7 responses to “Revised Commenting Policy”

  1. Darren Moore Avatar
    Darren Moore

    I try to stick to the policy, whilst commenting on it.

    Most of it pretty understandable/standard. But,
    1.using Scripture as a weapon/quoting isolated verses. To a point I agree, but surely as well as the whole has to be understood as part of the whole, the whole is made us by parts. People misuse the Bible by taking a verse out of context, but they can easily be shown up. Otherwise we can’t use the Bible at all, other than saying – read all of it – there’s something that relates to what I’m saying.

    2. How does the disclaimer square with not being able to comment on PSA? Is that a given (i.e. that it’s nonsense)? Are other opinions banned? Like Roman Catholic views. Even if (highly unlikely) it’s a minority view, are other historically minority views banned (charismatics, baptists) and non-Christians and all liberals – as there views are pretty minority.

    3. Likening gay people to murderers. Unpleasant I agree. Although if (if I may quote a verse – but not to prove a point), this a reference to the 2nd 1/2 of Romans 1, the list includes people who disobey parents and the greedy. Presumably they’re still fair game?

    Just not sure this quite stacks. It’s why people ask, “What are you afraid of?” when it comes to PSA?

    1. Kelvin Avatar

      Darren – thank you for your interest. However. the question is not whether you think this commenting policy quite stacks but whether I do.

  2. John Sandeman Avatar
    John Sandeman

    Kelvin,
    When reading about theories of the atonement, there is a real risk of continually reading things that have been said many times over – as you point out. But can I credit you with something reasonably original? “We’ve already established that like most Christian people I don’t believe in it.” I have never worked out how to determine the proportions of Christians who believe the various atonement theories. Is there some research out there?

    1. Kelvin Avatar

      Thanks John – I’m not aware of any research though I’d be interested in any there was. When I wrote that, I was thinking not simply of who believes what now but also of Christians through time. The history of these various ways of understanding the (or an) atonement is fairly well attested and it is clear that some have risen and fallen through time.

      My presumption is that most of the people in the great blocks of the Roman Catholic and Orthodox Churches (both now and through history) don’t believe in penal substitution – or at least, don’t believe it in the same way that a classical evangelical might believe in it as doctrine which must be personally accepted in order to lead to individual salvation. However, as you rightly point out, who believes what may not be so simple.

  3. Darren Moore Avatar
    Darren Moore

    There are a few bits of research on this, but mostly from the context of PSA
    E.g. Chapter 5 of “Pierced for our Transgressions”, by Jeffery, Ovey & Sach (IVP), which is a quite survey of theologians, east & west, a dozen of which are pre-reformation, starting with Justin Martyr.
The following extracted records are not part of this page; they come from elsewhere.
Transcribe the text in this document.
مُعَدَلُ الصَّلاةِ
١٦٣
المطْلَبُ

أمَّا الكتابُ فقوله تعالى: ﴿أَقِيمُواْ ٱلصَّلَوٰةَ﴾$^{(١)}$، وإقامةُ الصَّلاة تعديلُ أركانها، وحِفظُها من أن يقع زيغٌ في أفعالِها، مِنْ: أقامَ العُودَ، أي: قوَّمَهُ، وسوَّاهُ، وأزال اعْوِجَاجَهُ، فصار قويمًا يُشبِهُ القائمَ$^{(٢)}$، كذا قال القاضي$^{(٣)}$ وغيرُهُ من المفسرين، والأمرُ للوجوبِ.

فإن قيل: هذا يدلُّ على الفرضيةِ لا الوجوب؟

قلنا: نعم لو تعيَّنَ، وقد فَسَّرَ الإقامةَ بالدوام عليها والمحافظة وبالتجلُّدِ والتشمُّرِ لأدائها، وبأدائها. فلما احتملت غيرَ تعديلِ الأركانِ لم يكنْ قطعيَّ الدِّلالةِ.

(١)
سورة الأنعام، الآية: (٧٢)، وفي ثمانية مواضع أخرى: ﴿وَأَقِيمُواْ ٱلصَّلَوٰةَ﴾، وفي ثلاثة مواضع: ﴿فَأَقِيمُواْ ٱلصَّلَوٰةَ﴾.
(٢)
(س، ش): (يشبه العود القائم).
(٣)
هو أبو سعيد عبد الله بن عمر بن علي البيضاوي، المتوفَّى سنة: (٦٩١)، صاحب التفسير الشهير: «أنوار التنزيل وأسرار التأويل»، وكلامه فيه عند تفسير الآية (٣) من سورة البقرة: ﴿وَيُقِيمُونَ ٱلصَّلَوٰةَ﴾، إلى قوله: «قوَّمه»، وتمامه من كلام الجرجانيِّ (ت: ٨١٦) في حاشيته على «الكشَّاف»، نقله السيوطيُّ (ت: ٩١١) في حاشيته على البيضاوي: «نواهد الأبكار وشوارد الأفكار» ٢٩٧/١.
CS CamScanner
    Henri Blocher, “Biblical Metaphors of the atonement”, in the journal of the evangelical theological society, 47 (2004), pp629-645
    “The divine substitution: The atonement in the Bible and history” by Shaw & Edwards (Day One).

    I get the your blog, your rules. Just doesn’t sound like decent is welcome.
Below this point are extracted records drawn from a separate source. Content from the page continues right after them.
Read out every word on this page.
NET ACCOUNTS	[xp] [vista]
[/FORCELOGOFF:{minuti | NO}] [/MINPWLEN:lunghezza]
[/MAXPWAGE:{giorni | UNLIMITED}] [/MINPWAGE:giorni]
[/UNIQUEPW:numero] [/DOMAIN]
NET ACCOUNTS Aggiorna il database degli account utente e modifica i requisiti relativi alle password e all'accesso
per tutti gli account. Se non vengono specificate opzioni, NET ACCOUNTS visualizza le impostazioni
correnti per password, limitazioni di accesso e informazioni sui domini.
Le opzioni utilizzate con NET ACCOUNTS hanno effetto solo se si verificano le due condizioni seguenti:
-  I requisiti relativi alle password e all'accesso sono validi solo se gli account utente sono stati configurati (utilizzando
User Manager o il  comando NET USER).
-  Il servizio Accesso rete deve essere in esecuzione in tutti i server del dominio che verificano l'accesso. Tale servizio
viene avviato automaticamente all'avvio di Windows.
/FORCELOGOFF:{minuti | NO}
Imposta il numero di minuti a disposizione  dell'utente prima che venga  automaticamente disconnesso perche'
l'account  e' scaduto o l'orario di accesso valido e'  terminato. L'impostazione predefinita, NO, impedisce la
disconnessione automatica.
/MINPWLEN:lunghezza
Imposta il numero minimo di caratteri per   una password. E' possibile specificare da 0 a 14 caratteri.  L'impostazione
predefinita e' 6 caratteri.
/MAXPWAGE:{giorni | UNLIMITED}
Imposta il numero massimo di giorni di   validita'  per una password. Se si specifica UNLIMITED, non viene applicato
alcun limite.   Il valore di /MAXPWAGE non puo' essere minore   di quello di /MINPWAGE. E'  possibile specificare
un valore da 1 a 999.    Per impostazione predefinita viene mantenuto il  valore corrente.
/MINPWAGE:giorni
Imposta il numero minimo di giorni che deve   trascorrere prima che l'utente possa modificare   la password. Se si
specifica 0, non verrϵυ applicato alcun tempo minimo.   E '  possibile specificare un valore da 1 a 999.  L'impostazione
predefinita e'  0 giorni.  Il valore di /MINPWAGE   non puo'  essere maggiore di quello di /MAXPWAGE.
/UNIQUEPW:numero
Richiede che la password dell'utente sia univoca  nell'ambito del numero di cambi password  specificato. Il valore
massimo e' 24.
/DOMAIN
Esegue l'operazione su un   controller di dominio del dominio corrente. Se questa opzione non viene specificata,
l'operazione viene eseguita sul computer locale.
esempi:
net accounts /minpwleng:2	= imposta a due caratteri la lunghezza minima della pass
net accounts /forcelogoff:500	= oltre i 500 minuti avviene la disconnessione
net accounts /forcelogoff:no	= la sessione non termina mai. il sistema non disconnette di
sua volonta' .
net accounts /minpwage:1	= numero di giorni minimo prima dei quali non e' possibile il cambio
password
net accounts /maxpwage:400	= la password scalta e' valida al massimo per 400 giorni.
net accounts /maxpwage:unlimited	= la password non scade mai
    1. Darren Moore Avatar
      Darren Moore

      Bit of a PS,
      Robert Letham’s, “Through Western eyes”
      Looks at the differences & common ground with E-orthodoxy on lots of things, including salvation. Letham (Reformed), thinks there’s lots to get from the East re:-Trinity in worship, incarnational stuff, divination (rightly understood), but still holds that his “Reformed”

    2. Kelvin Avatar

      Well, Darren, I’ve found that there are quite a number of people who do want to meet and chat without the Atonement Thought Police stepping in to correct them all the time. In fact, though I expect you’ll be surprised to hear it, to those who don’t believe that particular doctrine, comments rather like your own can appear to be quite aggressive and verging on bullying.

      So, you may not feel welcome to behave exactly as you like here. You are not. And there’s a comminity of folk who like it that way.